Now, THIS one is going to be fun! We close out Season 35 at Crosstown Theater with a show that celebrates the unique Memphis sound. The river, heat, and humidity make the perfect environment to create our music with the right amount of SOUL. You can’t help but dance.

We will premiere three works by women choreographers, including a new piece from Chanel DaSilva. Performed with music from the Stax Music Academy Alumni Band, this show will get you moving in your seats.

Watch the sizzle reel

I felt the inspiration to move, and choreographic movement bubbled up in my spirit right away.
Chanel DaSilva, Heathen Hearts choreographer


Current rehearsal director and former company artist, Julie Niekrasz, will present In Search Of. The work is inspired by the 2021 documentary Summer of Soul which chronicles the 1969 Harlem Cultural Festival. For a period historically marked by civil and political unrest, a profound celebration of culture and music unified hundreds of thousands of people in a public park in Harlem. She aims to show feelings of the joy, hope, and struggle in search of human connection through art.

In Search Of contains songs from Ruby Johnson and Leela James, women from two different eras of soul music. Niekrasz says “There is a rawness and power that is tangible in both of their voices. They are singing from an unapologetically human place – an imperceptible beauty that is revealed from their authentic selves. They sing because they simply have to. What if we all approached our life and our work living that same truth?”

Niekrasz wants the audience to join in the exploration of beauty, trust, uncertainty, and the fierceness to love wholeheartedly.

To read Julie's full Choreographer Q&A, click here.
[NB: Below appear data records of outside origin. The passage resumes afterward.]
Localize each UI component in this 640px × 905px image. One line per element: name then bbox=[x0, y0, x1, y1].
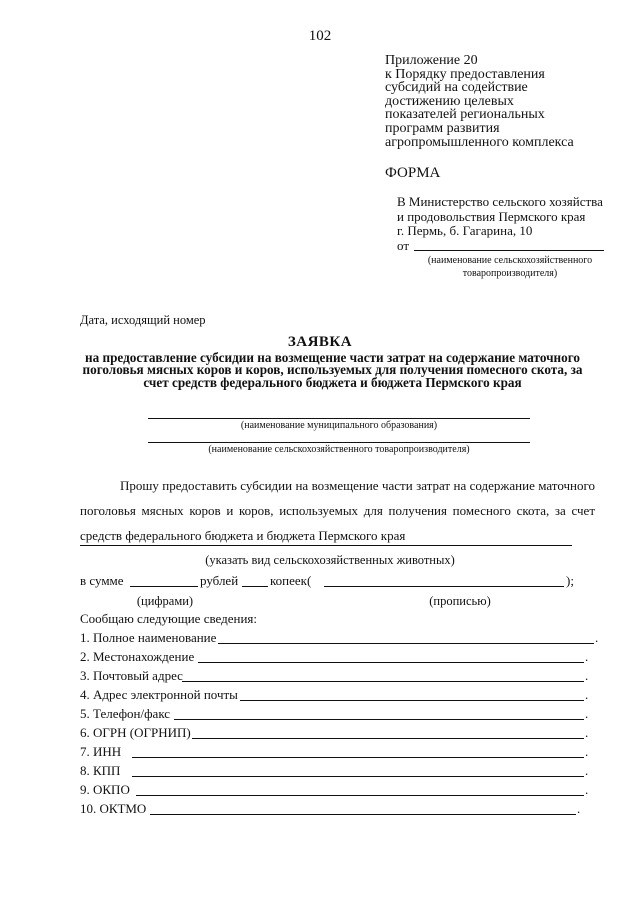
field-label: 3. Почтовый адрес bbox=[80, 668, 183, 683]
field-input-line[interactable] bbox=[174, 719, 584, 720]
municipality-caption: (наименование муниципального образования) bbox=[240, 420, 438, 431]
field-label: 1. Полное наименование bbox=[80, 630, 217, 645]
appendix-line: агропромышленного комплекса bbox=[385, 134, 574, 150]
amount-words-input-line[interactable] bbox=[324, 586, 564, 587]
field-label: 7. ИНН bbox=[80, 744, 122, 759]
from-caption bbox=[400, 254, 620, 280]
field-label: 5. Телефон/факс bbox=[80, 706, 171, 721]
page-number: 102 bbox=[308, 28, 332, 44]
document-title: ЗАЯВКА bbox=[287, 334, 353, 350]
field-label: 10. ОКТМО bbox=[80, 801, 147, 816]
field-email: 4. Адрес электронной почты . bbox=[80, 687, 589, 702]
rubles-input-line[interactable] bbox=[130, 586, 198, 587]
field-label: 8. КПП bbox=[80, 763, 121, 778]
animals-caption: (указать вид сельскохозяйственных животных) bbox=[205, 553, 455, 567]
form-label: ФОРМА bbox=[385, 165, 441, 181]
appendix-line: достижению целевых bbox=[385, 93, 514, 109]
field-input-line[interactable] bbox=[198, 662, 584, 663]
animals-input-line[interactable] bbox=[80, 545, 572, 546]
rubles-label: рублей bbox=[200, 573, 239, 588]
from-caption-line: товаропроизводителя) bbox=[462, 268, 558, 279]
field-input-line[interactable] bbox=[150, 814, 576, 815]
field-label: 9. ОКПО bbox=[80, 782, 130, 797]
field-input-line[interactable] bbox=[192, 738, 584, 739]
field-kpp: 8. КПП . bbox=[80, 763, 589, 778]
from-caption-line: (наименование сельскохозяйственного bbox=[427, 255, 593, 266]
producer-caption: (наименование сельскохозяйственного товаропроизводителя) bbox=[208, 444, 470, 455]
kopecks-label: копеек( bbox=[270, 573, 312, 588]
field-location: 2. Местонахождение . bbox=[80, 649, 589, 664]
document-subtitle: на предоставление субсидии на возмещение части затрат на содержание маточного поголовья мясных коров и коров, используемых для получения помесного скота, за счет средств федерального бюджета и бюджета Пермского края bbox=[82, 350, 583, 390]
kopecks-input-line[interactable] bbox=[242, 586, 268, 587]
addressee-block bbox=[397, 195, 603, 239]
info-intro: Сообщаю следующие сведения: bbox=[80, 611, 258, 626]
appendix-line: Приложение 20 bbox=[385, 53, 478, 68]
amount-prefix: в сумме bbox=[80, 573, 124, 588]
addressee-line: г. Пермь, б. Гагарина, 10 bbox=[397, 223, 533, 238]
field-input-line[interactable] bbox=[240, 700, 584, 701]
amount-row bbox=[80, 573, 600, 591]
request-paragraph: Прошу предоставить субсидии на возмещение части затрат на содержание маточного поголовья мясных коров и коров, используемых для получения помесного скота, за счет средств федерального бюджета и бюджета Пермского края bbox=[80, 478, 595, 543]
appendix-line: показателей региональных bbox=[385, 107, 545, 123]
appendix-line: субсидий на содействие bbox=[385, 80, 528, 96]
field-phone-fax: 5. Телефон/факс . bbox=[80, 706, 589, 721]
field-label: 2. Местонахождение bbox=[80, 649, 195, 664]
field-input-line[interactable] bbox=[132, 776, 584, 777]
appendix-line: программ развития bbox=[385, 120, 500, 136]
from-input-line[interactable] bbox=[414, 250, 604, 251]
field-input-line[interactable] bbox=[218, 643, 594, 644]
producer-input-line[interactable] bbox=[148, 442, 530, 443]
field-input-line[interactable] bbox=[182, 681, 584, 682]
field-ogrn: 6. ОГРН (ОГРНИП) . bbox=[80, 725, 589, 740]
municipality-input-line[interactable] bbox=[148, 418, 530, 419]
field-okpo: 9. ОКПО . bbox=[80, 782, 589, 797]
field-label: 4. Адрес электронной почты bbox=[80, 687, 238, 702]
amount-suffix: ); bbox=[566, 573, 574, 588]
field-inn: 7. ИНН . bbox=[80, 744, 589, 759]
appendix-reference bbox=[385, 54, 574, 149]
addressee-line: и продовольствия Пермского края bbox=[397, 208, 586, 224]
from-label: от bbox=[397, 238, 410, 253]
digits-caption: (цифрами) bbox=[136, 594, 194, 608]
field-input-line[interactable] bbox=[132, 757, 584, 758]
words-caption: (прописью) bbox=[429, 594, 491, 608]
field-input-line[interactable] bbox=[136, 795, 584, 796]
appendix-line: к Порядку предоставления bbox=[385, 66, 545, 82]
field-postal-address: 3. Почтовый адрес . bbox=[80, 668, 589, 683]
field-oktmo: 10. ОКТМО . bbox=[80, 801, 581, 816]
addressee-line: В Министерство сельского хозяйства bbox=[397, 194, 603, 209]
date-outgoing-number-label: Дата, исходящий номер bbox=[80, 313, 206, 327]
field-full-name: 1. Полное наименование . bbox=[80, 630, 599, 645]
field-label: 6. ОГРН (ОГРНИП) bbox=[80, 725, 191, 740]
Company Artist Emilia Sandoval choreographs her first major piece for Ballet Memphis, In Mind’s Eye. This work considers the perspective of the viewers and explores the concept of how experiences and preferences influence the way something affects them as individuals. In this case, Sandoval chooses the soulful music from KIRBY and Valerie June to inspire movement from the overactive imaginations of different characters.

Sandoval says, “A mind's eye can go in different directions depending on who the listener is, so I want to play with the idea of entering a few of the character's visions.”

As with many art forms, much in music is left to interpretation, and the characters have various reactions to what they are hearing and how it moves them. Consider what is happening in the music to how it corresponds with the action on stage, and how it makes you feel as part of the audience. Music notoriously can intensify emotions, but how much of that is dependent on the listener?

To read Emilia's full Choreographer Q&A, click here.

Award-winning choreographer Chanel DaSilva has joined Ballet Memphis from NYC for the world premiere of her new piece. A multi-faceted artist, she wanted songs that were of equal weight to the choreography to tell a uniquely Memphis story. DaSilva researched Memphis music to find what she thought synthesized all of the best parts of Memphis music - Blues, R&B, Funk, Pop & Gospel – to land on the group Southern Avenue. “I felt the inspiration to move, and choreographic movement bubbled up in my spirit right away,” she said. “I knew that being able to craft this work with the music of Southern Avenue as the soundtrack was the only way forward with this project.”

In addition to being captivated by Southern Avenue’s soulful sound, DaSilva also visited the Stax Museum and formed a cosmic bond with the late Estelle Axton (one of the founding members who put the “Ax” in Stax - click to hear her recording with Rhodes College that is played in part during the piece). A visionary at the time, Axton was not only a woman in the male-dominated field of record producing, she also backed black musicians and built her studio in a black neighborhood to foster trust and respect with her artists. She took an active role in talent selection and undoubtedly influenced the paths of Otis Redding, Rufus Thomas, Isaac Hayes, and others. DaSilva recognized the love, ambition, resiliency, and sacrifice that Estelle poured into Stax Records, and channeled that into her own work for SOUL.